Susan Lee Quee, head of visual communications at the School of the Visual Arts, explained: “Embedding real-world projects in the visual communications curriculum gives students the opportunity to collaborate and co-create as they work with clients to produce design solutions for identified target audiences. The experience is essential to their professional development.”
Sara Shabaka, lecturer at the Edna Manley College, who spearheaded the project, said that the department had engaged in projects with external entities before, however, this project was the most involved and expanded engagement to date. It was the first such venture that afforded the students the opportunity to develop brand kits and implement their ideas for real companies through many approaches.
“This was the first time that students were able to design brand identities, print collateral material, digital design, and, particularly, environmental graphics for clients,” she pointed out.
Shabaka noted that the project was implemented in two phases. In stage one, the students met with clients and immersed themselves in the brand, developing visual identities and brand guidelines. In stage two, they implemented the brand with 2D and 3D designs.
She said that brand immersion also required students to go on field trips to the social enterprises and participate in one-on-one consultations with representatives of the companies.
“The students did an excellent job, and they also enjoyed the experience,” Shabaka pointed out. “Good design can be achieved when the client is really clear, positive, and passionate about their business.”
Jade De La Haye, a participant in the project, who will continue to work with Social Enterprise Boost Initiatives (SEBI) on a new brand kit, said that the exposure was a different approach from what he had experienced previously when working individually in a classroom situation.
“It was an immense experience. The exposure was good, and the outcome was excellent,” he said.
The 22 year-old student said that the synergy among the members of his team also contributed to the success of the project. “We had good chemistry, and everyone had an input in the project,” he said.
The social enterprises that benefited from the brand development project were Bunkers Hill Cultural Xperience & River Tour, an eco-tourism facility in Bunkers Hill, Trelawny; Deaf Can! Coffee, a social enterprise that engages, empowers and employs Deaf Youth and Image Training Centre, a career enhancement service that provides a range of customised courses focused on soft skills development.
Bunkers Hill benefited from logo development, signage for the property, and collateral materials such as brochures and flyers.
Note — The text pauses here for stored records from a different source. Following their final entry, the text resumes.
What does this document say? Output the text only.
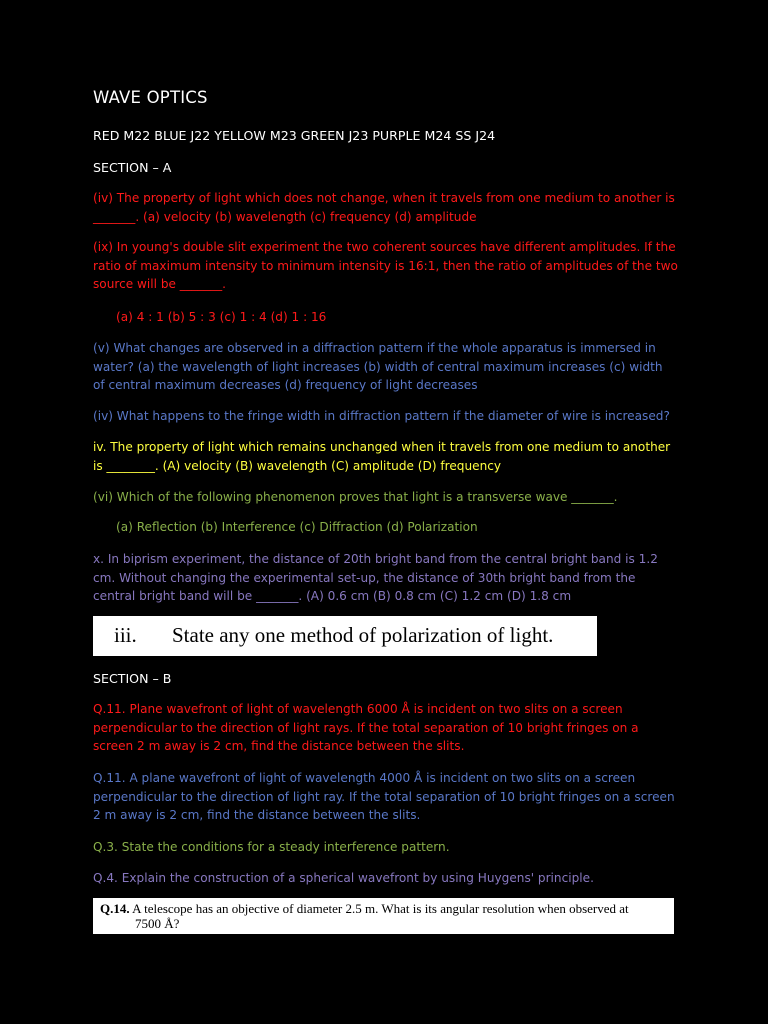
WAVE OPTICS

RED M22 BLUE J22 YELLOW M23 GREEN J23 PURPLE M24 SS J24

SECTION – A

(iv) The property of light which does not change, when it travels from one medium to another is _______. (a) velocity (b) wavelength (c) frequency (d) amplitude

(ix) In young's double slit experiment the two coherent sources have different amplitudes. If the ratio of maximum intensity to minimum intensity is 16:1, then the ratio of amplitudes of the two source will be _______.

(a) 4 : 1 (b) 5 : 3 (c) 1 : 4 (d) 1 : 16

(v) What changes are observed in a diffraction pattern if the whole apparatus is immersed in water? (a) the wavelength of light increases (b) width of central maximum increases (c) width of central maximum decreases (d) frequency of light decreases

(iv) What happens to the fringe width in diffraction pattern if the diameter of wire is increased?

iv. The property of light which remains unchanged when it travels from one medium to another is ________. (A) velocity (B) wavelength (C) amplitude (D) frequency

(vi) Which of the following phenomenon proves that light is a transverse wave _______.

(a) Reflection (b) Interference (c) Diffraction (d) Polarization

x. In biprism experiment, the distance of 20th bright band from the central bright band is 1.2 cm. Without changing the experimental set-up, the distance of 30th bright band from the central bright band will be _______. (A) 0.6 cm (B) 0.8 cm (C) 1.2 cm (D) 1.8 cm

iii. State any one method of polarization of light.

SECTION – B

Q.11. Plane wavefront of light of wavelength 6000 Å is incident on two slits on a screen perpendicular to the direction of light rays. If the total separation of 10 bright fringes on a screen 2 m away is 2 cm, find the distance between the slits.

Q.11. A plane wavefront of light of wavelength 4000 Å is incident on two slits on a screen perpendicular to the direction of light ray. If the total separation of 10 bright fringes on a screen 2 m away is 2 cm, find the distance between the slits.

Q.3. State the conditions for a steady interference pattern.

Q.4. Explain the construction of a spherical wavefront by using Huygens' principle.

Q.14. A telescope has an objective of diameter 2.5 m. What is its angular resolution when observed at
7500 Å?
Clover Gordon, co-owner of the Bunkers Hill Cultural Xperience & River Tour, said that working with the Edna Manley College students was exceptional and beneficial to her business.
“It defies description,” she said about the experience. “They did such a good job. They were well mannered, and we are very pleased with the outcome of their excellent work.”
The alliance was structured to assist enterprises participating in the Social Enterprise Boost Initiatives, a project of the JN Foundation in collaboration with the United States Agency for International Development (USAID).